Seeing them has inspired others. Japan's Kurumi Nara is 5-1 and ranked No. 32, a career high.

"Sometimes, [I ask myself], 'Why I'm short?' " she said to ESPN.com, but the 23-year-old now is changing her ideas about what her game should be.

"I'm very [often] watching Cibulkova, Halep," she said. "I try to hit hard now, because little bit my shot is not hard now.

"Yes, I every day watching top player, like Halep. They play like more heavy ball, like spin. My shot is [flat], so I try to [put] more spin now."

Davis is not concerned about her height when facing bigger players.

"I know I'm small, but I'm very, very strong so I generate a lot of power and I have really good racquet-head speed," the 21-year-old American told ESPN.com before her big win against Azarenka. "Girls who are 6 feet don't have the things I have. And me being 5-2, I don't have all the assets they have, but I think they equal each other out."
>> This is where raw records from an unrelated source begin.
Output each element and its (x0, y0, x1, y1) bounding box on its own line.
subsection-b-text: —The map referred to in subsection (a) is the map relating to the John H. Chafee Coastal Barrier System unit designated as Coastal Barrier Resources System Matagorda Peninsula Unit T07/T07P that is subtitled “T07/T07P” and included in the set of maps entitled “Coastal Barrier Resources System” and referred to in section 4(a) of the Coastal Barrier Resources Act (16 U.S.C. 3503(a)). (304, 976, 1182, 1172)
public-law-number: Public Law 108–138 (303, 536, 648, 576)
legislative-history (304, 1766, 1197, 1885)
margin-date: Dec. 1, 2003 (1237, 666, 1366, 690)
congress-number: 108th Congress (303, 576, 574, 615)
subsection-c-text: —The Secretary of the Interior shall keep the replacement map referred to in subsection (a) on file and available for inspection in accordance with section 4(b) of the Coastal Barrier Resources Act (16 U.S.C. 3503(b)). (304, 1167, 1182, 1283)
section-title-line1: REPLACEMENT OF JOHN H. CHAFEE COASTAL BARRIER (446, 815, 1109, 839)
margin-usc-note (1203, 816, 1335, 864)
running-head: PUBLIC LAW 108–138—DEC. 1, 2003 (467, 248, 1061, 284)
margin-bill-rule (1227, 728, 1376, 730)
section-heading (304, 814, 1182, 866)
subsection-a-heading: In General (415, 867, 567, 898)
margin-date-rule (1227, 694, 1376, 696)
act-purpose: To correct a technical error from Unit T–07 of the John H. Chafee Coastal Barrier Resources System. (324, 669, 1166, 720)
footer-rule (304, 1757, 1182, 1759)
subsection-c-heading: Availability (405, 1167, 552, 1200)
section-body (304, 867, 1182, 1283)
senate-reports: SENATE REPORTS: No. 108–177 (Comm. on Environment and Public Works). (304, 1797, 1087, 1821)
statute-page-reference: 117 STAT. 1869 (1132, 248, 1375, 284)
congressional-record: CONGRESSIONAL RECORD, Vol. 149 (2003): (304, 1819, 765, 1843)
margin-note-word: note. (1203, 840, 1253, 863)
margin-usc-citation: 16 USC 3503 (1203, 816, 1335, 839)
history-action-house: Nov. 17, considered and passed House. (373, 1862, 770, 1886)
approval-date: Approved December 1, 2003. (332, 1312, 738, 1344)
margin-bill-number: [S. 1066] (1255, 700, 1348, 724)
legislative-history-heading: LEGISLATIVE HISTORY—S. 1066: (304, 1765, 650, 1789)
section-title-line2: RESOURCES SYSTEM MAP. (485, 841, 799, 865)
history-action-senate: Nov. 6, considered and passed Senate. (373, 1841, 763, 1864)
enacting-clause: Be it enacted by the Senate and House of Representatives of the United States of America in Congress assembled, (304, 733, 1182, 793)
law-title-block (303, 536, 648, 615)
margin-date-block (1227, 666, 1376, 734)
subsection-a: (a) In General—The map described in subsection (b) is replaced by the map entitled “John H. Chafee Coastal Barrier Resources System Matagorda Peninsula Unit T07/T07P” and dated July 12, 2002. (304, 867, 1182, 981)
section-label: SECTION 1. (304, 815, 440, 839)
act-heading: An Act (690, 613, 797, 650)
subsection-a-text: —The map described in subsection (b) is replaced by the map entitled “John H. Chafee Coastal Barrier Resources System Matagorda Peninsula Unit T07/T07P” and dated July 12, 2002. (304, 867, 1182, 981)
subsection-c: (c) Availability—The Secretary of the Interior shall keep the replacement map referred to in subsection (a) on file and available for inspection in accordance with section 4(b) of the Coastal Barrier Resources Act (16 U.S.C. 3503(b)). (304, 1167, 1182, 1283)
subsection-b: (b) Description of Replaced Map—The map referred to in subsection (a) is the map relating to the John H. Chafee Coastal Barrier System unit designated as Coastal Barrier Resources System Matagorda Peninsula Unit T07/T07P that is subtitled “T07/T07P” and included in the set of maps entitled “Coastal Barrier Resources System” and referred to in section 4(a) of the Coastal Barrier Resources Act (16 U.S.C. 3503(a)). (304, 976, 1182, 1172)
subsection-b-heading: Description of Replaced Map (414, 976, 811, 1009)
Melanie Oudin, 23, gained prominence for getting to the second week of the US Open in 2009 as a 17-year-old and also for being 5-6 among what was then an increasingly tall group of newcomers. These days, as she aims to return to the top 100, there are plenty her size there.

"That's actually pretty funny, because people made such a big deal of my height when I started," Oudin told ESPN.com.

She attributes increased training as the reason smaller players are able to keep up, compensating with strength what they lack in height. "I think the physical aspect of tennis now is so big and important," she said. "People are in the gym a lot and doing strengthening of legs and upper body.

Henin may have been small, but she clearly had a big impact -- as others her size are now having.